Assuming you win, you have to be careful here, too, as you generally can't just annex the nation into your empire. Again, there's a dizzying array of options available, but it generally comes down to Infamy, which if raised above a certain level will basically give every nation a free swing at you. This is generally raised fastest by annexing nations or taking big chunks of their territory, except for certain cases such as border disputes. It goes back down over time, but usually not fast enough to suit me.

At any rate, I figure I must be getting close to how much I can type here, plus I think that this is enough for now. If you enjoy moving sliders and filling bars while engaging in diplomacy and fighting wars, you'll probably enjoy EUIII. If not, don't say I didn't warn you.

Monday, July 4, 2011

10-4, good buddy

Griping about Axis and Allies, part II of an unknown set

Seeing as how a) it was perhaps expected that I do the Axis and Allies ranting from the aforesaid live blog, b) it hadn't happened yet because I'm lazy, and c) the first topic has already been brought up and I forget the rest of them, today I'm gonna complain about convoys.

Axis and Allies 1940, as well as the original Europe and possibly Japan as well, which I haven't played, utilize 'convoy zones' in the ocean to represent the movement of men and materiel from the US to other nations, and probably from other nations to other nations. In the 1940 edition, you can station ships (or subs, I'm given to understand that subs are referred to as boats. I've no idea why) on them to deny income to the enemy. Subs remove 2 IPCs of income to normal ships' 1 IPC, and you may only reduce income up to the total generated by any territories adjacent to the convoy zone. For example, Great Britain (the island, not the nation) produces 6 IPCs, so their income could only be reduced by that much for ships in position around it.

And now (finally!) we get to the complaint: the fact that when Axis powers capture Allied convoy zones, they are subject to income reductions when Allied ships are sitting on them. Normandy, Southern France, Egypt, and Greece are all examples that have had Allied ships sitting on their convoy zones, reducing Axis incomes. Granted, it's possible that should the Axis take Egypt they might be using that convoy route, but they have their own on Italy, and there's even less reason for others. To where is Germany shipping from France? Anywhere they might need, they can get it there on land.

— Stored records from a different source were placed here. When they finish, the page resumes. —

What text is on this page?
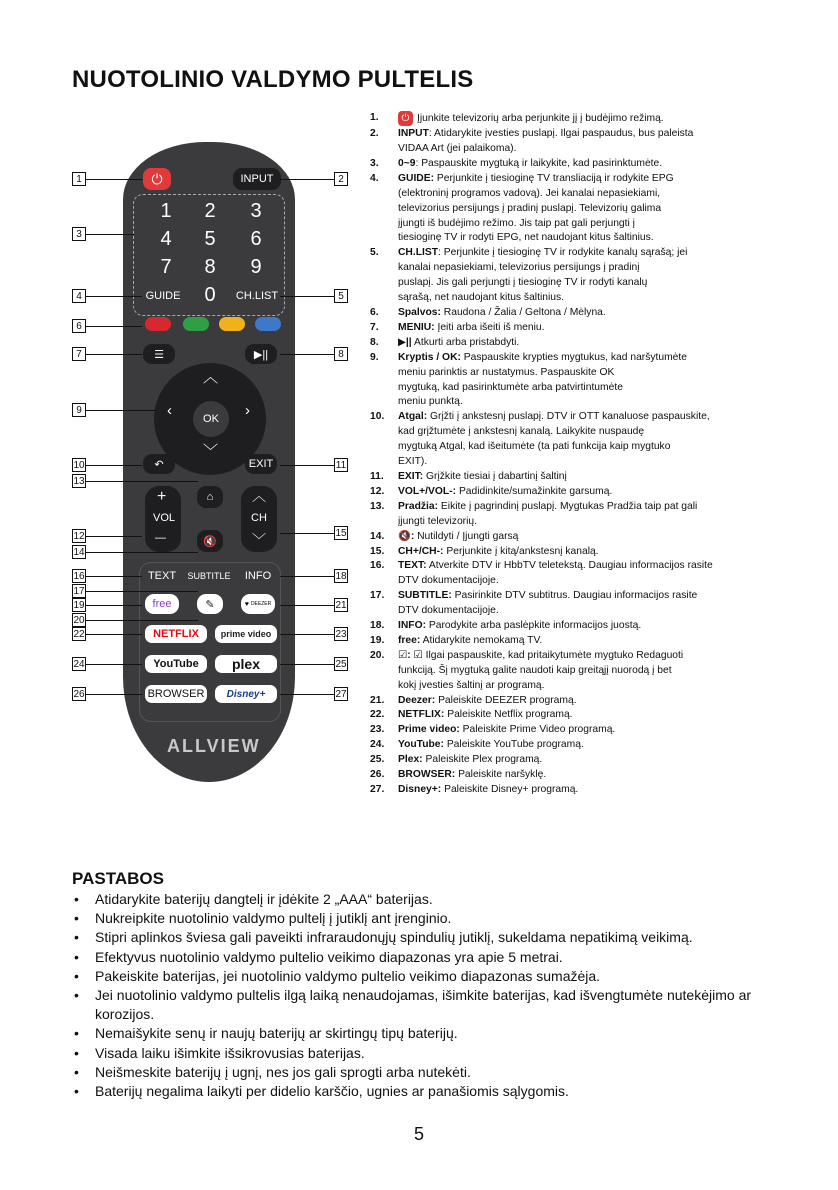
NUOTOLINIO VALDYMO PULTELIS
⏻	INPUT
1	2	3
4	5	6
7	8	9
GUIDE	0	CH.LIST
☰	▶||
︿
﹀
‹	›
OK
↶	EXIT
+
VOL
—
⌂
🔇
︿
CH
﹀
TEXT	SUBTITLE	INFO
free	✎	♥ DEEZER
NETFLIX	prime video
YouTube	plex
BROWSER	Disney+
ALLVIEW
1	2
3
4	5
6
7	8
9
10	11
13
12	15
14
16	18
17
19	21
20
22	23
24	25
26	27
1. ⏻ Įjunkite televizorių arba perjunkite jį į budėjimo režimą.
2. INPUT: Atidarykite įvesties puslapį. Ilgai paspaudus, bus paleista
VIDAA Art (jei palaikoma).
3. 0~9: Paspauskite mygtuką ir laikykite, kad pasirinktumėte.
4. GUIDE: Perjunkite į tiesioginę TV transliaciją ir rodykite EPG
(elektroninį programos vadovą). Jei kanalai nepasiekiami,
televizorius persijungs į pradinį puslapį. Televizorių galima
įjungti iš budėjimo režimo. Jis taip pat gali perjungti į
tiesioginę TV ir rodyti EPG, net naudojant kitus šaltinius.
5. CH.LIST: Perjunkite į tiesioginę TV ir rodykite kanalų sąrašą; jei
kanalai nepasiekiami, televizorius persijungs į pradinį
puslapį. Jis gali perjungti į tiesioginę TV ir rodyti kanalų
sąrašą, net naudojant kitus šaltinius.
6. Spalvos: Raudona / Žalia / Geltona / Mėlyna.
7. MENIU: Įeiti arba išeiti iš meniu.
8. ▶|| Atkurti arba pristabdyti.
9. Kryptis / OK: Paspauskite krypties mygtukus, kad naršytumėte
meniu parinktis ar nustatymus. Paspauskite OK
mygtuką, kad pasirinktumėte arba patvirtintumėte
meniu punktą.
10. Atgal: Grįžti į ankstesnį puslapį. DTV ir OTT kanaluose paspauskite,
kad grįžtumėte į ankstesnį kanalą. Laikykite nuspaudę
mygtuką Atgal, kad išeitumėte (ta pati funkcija kaip mygtuko
EXIT).
11. EXIT: Grįžkite tiesiai į dabartinį šaltinį
12. VOL+/VOL-: Padidinkite/sumažinkite garsumą.
13. Pradžia: Eikite į pagrindinį puslapį. Mygtukas Pradžia taip pat gali
įjungti televizorių.
14. 🔇: Nutildyti / Įjungti garsą
15. CH+/CH-: Perjunkite į kitą/ankstesnį kanalą.
16. TEXT: Atverkite DTV ir HbbTV teletekstą. Daugiau informacijos rasite
DTV dokumentacijoje.
17. SUBTITLE: Pasirinkite DTV subtitrus. Daugiau informacijos rasite
DTV dokumentacijoje.
18. INFO: Parodykite arba paslėpkite informacijos juostą.
19. free: Atidarykite nemokamą TV.
20. ☑: ☑ Ilgai paspauskite, kad pritaikytumėte mygtuko Redaguoti
funkciją. Šį mygtuką galite naudoti kaip greitąjį nuorodą į bet
kokį įvesties šaltinį ar programą.
21. Deezer: Paleiskite DEEZER programą.
22. NETFLIX: Paleiskite Netflix programą.
23. Prime video: Paleiskite Prime Video programą.
24. YouTube: Paleiskite YouTube programą.
25. Plex: Paleiskite Plex programą.
26. BROWSER: Paleiskite naršyklę.
27. Disney+: Paleiskite Disney+ programą.
PASTABOS
• Atidarykite baterijų dangtelį ir įdėkite 2 „AAA“ baterijas.
• Nukreipkite nuotolinio valdymo pultelį į jutiklį ant įrenginio.
• Stipri aplinkos šviesa gali paveikti infraraudonųjų spindulių jutiklį, sukeldama nepatikimą veikimą.
• Efektyvus nuotolinio valdymo pultelio veikimo diapazonas yra apie 5 metrai.
• Pakeiskite baterijas, jei nuotolinio valdymo pultelio veikimo diapazonas sumažėja.
• Jei nuotolinio valdymo pultelis ilgą laiką nenaudojamas, išimkite baterijas, kad išvengtumėte nutekėjimo ar korozijos.
• Nemaišykite senų ir naujų baterijų ar skirtingų tipų baterijų.
• Visada laiku išimkite išsikrovusias baterijas.
• Neišmeskite baterijų į ugnį, nes jos gali sprogti arba nutekėti.
• Baterijų negalima laikyti per dideliо karščio, ugnies ar panašiomis sąlygomis.
5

I'm also willing to grant that I'm making this complaint largely because, having played the Axis for the larger portion of the games I've played, I'm always alert to moments of seeming unfairness towards them in the rules. (As opposed to real life, where they deserve all they get. In general.) At any rate, I feel the larger point stands in respecting the letter of the rules as opposed to the spirit of the rules: if it is logical for a side to be using a resource, then they should pay any prices for doing so. If there's no reason, then there should be no price to pay.